HARVARD OFFICIALS HAVE FOUND few things more vexing than trying to devise an enlightened policy on campus alcohol use. Disturbed by occasional incidents in which drunken students have scuffled with police or with one another, administrators feel they must do something: The Administrative Board "admonished" seven students last year for "drunk and disorderly behavior" and required one to withdraw. But divining a policy to govern less blatant cases of abuse really makes administrators squirm. At the core of the issue is the tension between the College's role as a haven for individual liberty and free expression and as a shaper of values, So it is not surprising that officials are reluctant to tamper with alcohol regulations. They act only when they must, like when Massachusetts jacked the state's drinking age up to 20 three years ago.
Until several months ago, administrators had reason to be happy; The drinking codes they had so laboriously crafted in 1978 remained a good compromise that inspired little grumbling. Under a broad interpretation of state law, House masters could allow alcohol at parties in House facilities, so long as they were restricted to House members and their guests. Not that the College wanted to discourage campus-wide camaraderie: It was just that if all undergraduates could show up and drink, the master's tenuous legal status as a surrogate parent for his House members would lose its validity. That approach didn't bother students much; so many masters exercised a salutary and complete neglect of the codes to make interhouse booze bashes almost weekly occurrences.
But that arrangement hinged on the fact that Archie C. Epps III, dean of students, had no idea the rule was only sporadically enforced. Earlier this term, Epps said he was aware of only one case in the last three years in which alcohol was served at a House party open to students from other Houses; he has since learned differently. Some masters say Epps first became aware of the violations after students in several Houses that had enforced the rules to the letter complained to him. Another theory has Epps learning of the violations in the wake of a Mather House incident this fall in which a student at a party with alcohol fell down a staircase and cracked his head open.
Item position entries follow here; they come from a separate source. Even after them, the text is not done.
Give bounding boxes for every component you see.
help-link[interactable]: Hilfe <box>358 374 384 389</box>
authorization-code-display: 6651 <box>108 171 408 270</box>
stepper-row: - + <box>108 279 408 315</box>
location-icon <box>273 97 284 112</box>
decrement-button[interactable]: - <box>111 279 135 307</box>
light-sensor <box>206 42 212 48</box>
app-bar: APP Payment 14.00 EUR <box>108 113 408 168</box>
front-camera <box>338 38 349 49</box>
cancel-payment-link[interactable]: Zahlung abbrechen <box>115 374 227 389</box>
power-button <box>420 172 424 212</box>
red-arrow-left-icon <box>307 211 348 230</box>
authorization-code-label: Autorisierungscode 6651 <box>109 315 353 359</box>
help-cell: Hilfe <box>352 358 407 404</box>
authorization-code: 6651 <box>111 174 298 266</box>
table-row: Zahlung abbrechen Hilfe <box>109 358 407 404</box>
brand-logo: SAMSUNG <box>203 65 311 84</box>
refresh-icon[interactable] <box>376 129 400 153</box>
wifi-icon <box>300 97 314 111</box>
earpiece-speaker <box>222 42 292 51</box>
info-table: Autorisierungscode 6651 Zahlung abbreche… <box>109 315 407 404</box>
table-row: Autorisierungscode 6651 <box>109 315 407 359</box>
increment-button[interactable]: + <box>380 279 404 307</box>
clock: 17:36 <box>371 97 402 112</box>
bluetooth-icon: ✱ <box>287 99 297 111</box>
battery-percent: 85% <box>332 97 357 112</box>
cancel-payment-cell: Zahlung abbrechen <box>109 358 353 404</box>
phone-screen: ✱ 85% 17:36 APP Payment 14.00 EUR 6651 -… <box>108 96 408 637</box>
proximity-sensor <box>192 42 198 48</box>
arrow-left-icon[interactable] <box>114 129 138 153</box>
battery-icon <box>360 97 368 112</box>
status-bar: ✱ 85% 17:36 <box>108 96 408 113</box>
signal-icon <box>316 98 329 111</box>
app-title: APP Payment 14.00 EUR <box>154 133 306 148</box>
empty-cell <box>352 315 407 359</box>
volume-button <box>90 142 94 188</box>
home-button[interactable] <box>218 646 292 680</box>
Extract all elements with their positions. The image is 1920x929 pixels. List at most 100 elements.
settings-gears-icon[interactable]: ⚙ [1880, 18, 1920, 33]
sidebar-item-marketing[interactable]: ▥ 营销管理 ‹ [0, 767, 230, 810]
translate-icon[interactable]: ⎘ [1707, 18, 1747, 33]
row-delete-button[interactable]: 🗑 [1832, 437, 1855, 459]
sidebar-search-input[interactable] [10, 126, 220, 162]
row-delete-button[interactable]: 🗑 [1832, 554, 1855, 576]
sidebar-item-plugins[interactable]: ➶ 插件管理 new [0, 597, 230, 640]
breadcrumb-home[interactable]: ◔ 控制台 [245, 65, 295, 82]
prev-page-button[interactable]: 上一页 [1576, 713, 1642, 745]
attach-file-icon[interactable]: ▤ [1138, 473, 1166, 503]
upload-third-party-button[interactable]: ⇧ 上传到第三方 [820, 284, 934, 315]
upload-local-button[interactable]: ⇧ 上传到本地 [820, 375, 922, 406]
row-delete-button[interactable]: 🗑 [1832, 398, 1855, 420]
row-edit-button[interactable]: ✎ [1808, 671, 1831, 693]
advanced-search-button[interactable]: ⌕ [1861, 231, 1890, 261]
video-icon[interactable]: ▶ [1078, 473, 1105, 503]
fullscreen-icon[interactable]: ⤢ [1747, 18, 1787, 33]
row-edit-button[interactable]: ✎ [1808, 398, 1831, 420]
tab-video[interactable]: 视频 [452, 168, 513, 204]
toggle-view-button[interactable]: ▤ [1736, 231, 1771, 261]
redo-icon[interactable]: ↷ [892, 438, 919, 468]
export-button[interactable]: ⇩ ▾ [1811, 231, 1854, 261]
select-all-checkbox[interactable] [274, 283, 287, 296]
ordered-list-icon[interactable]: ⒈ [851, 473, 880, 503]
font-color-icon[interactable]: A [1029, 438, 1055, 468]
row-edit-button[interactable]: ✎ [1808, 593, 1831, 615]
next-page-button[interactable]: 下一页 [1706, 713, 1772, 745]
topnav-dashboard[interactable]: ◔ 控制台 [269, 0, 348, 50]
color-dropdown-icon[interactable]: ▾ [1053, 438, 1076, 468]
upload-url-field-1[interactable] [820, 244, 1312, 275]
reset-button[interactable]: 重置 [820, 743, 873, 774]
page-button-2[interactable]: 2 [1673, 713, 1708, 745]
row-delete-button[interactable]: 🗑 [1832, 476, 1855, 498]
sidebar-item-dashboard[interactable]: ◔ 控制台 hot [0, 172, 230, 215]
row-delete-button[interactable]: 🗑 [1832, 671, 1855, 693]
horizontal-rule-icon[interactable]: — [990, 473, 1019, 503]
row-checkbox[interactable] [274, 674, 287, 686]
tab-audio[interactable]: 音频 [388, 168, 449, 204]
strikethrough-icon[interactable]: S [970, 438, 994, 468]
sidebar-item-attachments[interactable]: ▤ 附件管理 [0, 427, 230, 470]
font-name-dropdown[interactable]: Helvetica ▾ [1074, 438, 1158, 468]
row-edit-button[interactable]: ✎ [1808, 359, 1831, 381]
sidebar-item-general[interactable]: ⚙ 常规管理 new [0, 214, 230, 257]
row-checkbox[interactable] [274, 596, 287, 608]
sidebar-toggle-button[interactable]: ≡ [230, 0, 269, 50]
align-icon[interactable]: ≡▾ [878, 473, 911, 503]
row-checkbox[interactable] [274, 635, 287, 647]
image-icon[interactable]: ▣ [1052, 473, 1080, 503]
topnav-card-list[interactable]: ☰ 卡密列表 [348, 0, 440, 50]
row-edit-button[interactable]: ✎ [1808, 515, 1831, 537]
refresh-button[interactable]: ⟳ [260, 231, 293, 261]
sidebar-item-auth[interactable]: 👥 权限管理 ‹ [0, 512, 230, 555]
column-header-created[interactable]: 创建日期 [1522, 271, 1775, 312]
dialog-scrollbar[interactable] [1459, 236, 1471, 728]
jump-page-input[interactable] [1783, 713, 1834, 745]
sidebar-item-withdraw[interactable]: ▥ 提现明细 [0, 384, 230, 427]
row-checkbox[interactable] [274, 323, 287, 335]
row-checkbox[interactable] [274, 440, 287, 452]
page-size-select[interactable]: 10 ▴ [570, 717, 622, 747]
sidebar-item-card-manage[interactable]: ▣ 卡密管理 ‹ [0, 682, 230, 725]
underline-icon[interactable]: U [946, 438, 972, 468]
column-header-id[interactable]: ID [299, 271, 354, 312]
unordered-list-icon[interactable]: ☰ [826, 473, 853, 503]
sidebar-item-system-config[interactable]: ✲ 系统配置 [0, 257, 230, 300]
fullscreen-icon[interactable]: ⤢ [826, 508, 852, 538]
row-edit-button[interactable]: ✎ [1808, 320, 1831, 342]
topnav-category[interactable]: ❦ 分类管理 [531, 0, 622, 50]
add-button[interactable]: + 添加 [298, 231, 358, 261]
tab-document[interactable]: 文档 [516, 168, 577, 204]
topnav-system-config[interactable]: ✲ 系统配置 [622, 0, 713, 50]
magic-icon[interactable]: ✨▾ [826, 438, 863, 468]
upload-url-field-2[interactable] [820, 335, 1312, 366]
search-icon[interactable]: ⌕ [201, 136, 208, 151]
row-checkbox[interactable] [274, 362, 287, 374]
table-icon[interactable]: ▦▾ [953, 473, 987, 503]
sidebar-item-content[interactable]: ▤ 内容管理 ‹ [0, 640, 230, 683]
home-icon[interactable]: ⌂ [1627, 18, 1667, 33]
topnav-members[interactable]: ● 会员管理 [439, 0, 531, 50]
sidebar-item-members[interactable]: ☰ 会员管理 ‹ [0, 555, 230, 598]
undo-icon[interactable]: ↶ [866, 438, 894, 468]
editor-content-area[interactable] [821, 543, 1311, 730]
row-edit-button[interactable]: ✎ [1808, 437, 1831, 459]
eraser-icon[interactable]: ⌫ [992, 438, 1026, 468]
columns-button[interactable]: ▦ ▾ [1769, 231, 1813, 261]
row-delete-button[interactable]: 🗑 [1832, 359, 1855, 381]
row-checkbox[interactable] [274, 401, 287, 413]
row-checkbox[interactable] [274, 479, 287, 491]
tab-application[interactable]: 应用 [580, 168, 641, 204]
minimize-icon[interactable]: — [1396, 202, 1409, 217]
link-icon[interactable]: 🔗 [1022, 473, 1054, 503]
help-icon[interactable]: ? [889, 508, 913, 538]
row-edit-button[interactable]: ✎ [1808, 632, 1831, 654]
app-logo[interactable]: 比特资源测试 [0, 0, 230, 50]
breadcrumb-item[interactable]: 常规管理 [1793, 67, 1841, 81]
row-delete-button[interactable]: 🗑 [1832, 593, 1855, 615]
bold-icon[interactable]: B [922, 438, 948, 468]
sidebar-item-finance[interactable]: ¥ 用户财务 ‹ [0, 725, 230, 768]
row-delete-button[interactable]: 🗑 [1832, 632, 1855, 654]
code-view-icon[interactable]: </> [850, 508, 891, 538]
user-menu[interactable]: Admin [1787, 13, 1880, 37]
Either way, Epps now means business. If you don't believe that, just ask the students of Quincy and Mather Houses-Epps recently denied them alcohol permits for open Halloween parties that you could have found in at least a handful of Houses last year. Dean Fox allow that "It's apparent there have been come inconsistencies" in how masters applied the policy in the past; as a result, Epps is now acting to insure that no House steps outside the policy and that Harvard is not susceptible to charges of flouting the law. When the House masters meet together next week, to review alcohol policy, they will almost certainly emerge with renewed pledges to obey the no-alcohol-at-open-parties rule. This, time, they agree, Epps will make sure they mean it.
THE PROBLEM WITH the tough new approach is that it will never stamp out excessive drinking; it will merely rechannel it "into bars and onto streets," in one master's words. Harvard's cautious policy of forbidding all interhouse drinking will keep it on the right side of the law. Yet in pushing drinking away from the relatively controlled environment of House parties--where masters are expected to be present if alcohol rears its ugly head--the College's get-tough policy only redirects it to where it is most dangerous. The state's 20-year-old drinking age law actually led to an increased incidence of drunken driving accidents among teenagers. Harvard's new efforts to enforce its drinking policy and to keep the law off the University's collective back, ironically, could be equally counterproductive.
An unintended casualty of the suddenly strict enforcement of the alcohol codes will be the impact on interhouse mixing. Like it or not, students will choose a wet party over a dry one. By confining alcohol to in-House gatherings and parties in student rooms, the College effectively cordons off students from those in other House-at least on Friday and Saturday nights. Already the Student Assembly has cited grave problems organizing College-wide dances because of the alcohol ban. At an institution where separatism has emerged as a key problem in recent years, that impact is ironic indeed. Harvard can try all it wants to bridge the racial and other gaps separating the Houses. But if its policies towards activities as central to the student social environment as parties work to keep Houses apart, it will never succeed.
ONE SOLUTION DOES exist that most students and some masters seem to feel would put teeth into Harvard's policy, keep it absolutely legal, and foster none of the separatism encouraged by the tactics Epps has selected. Allow alcohol at interhouse parties-but serve it only in separate rooms to enter which students would have to show proof of age. Students would be forbidden to bring alcohol from that room.
Though some Student Assembly members, in criticizing Epps' "too restrictive" approach, have called for that policy, administrative approval is unlikely. Dean Fox says the masters rejected the idea three years ago, because they felt it would separate students along age lines and might prove "in-convenient." But separatism on an ephemeral criteria like age seems hardly a big stumbling block. Convenience, it seems, refers to the administration's wish to avoid rethinking a difficult, perhaps "inconvenient," issue like alcohol policy. Maybe the College is right--perhaps its aggressive prohibition on most campus drinking will restore legality to Harvard's alcohol policy with no ill effects. But if a student driven off-campus to drink is ever involved in an ugly incident--and it's all too easy to envision a scenario for one--College administrators could find themselves acing some tough questions.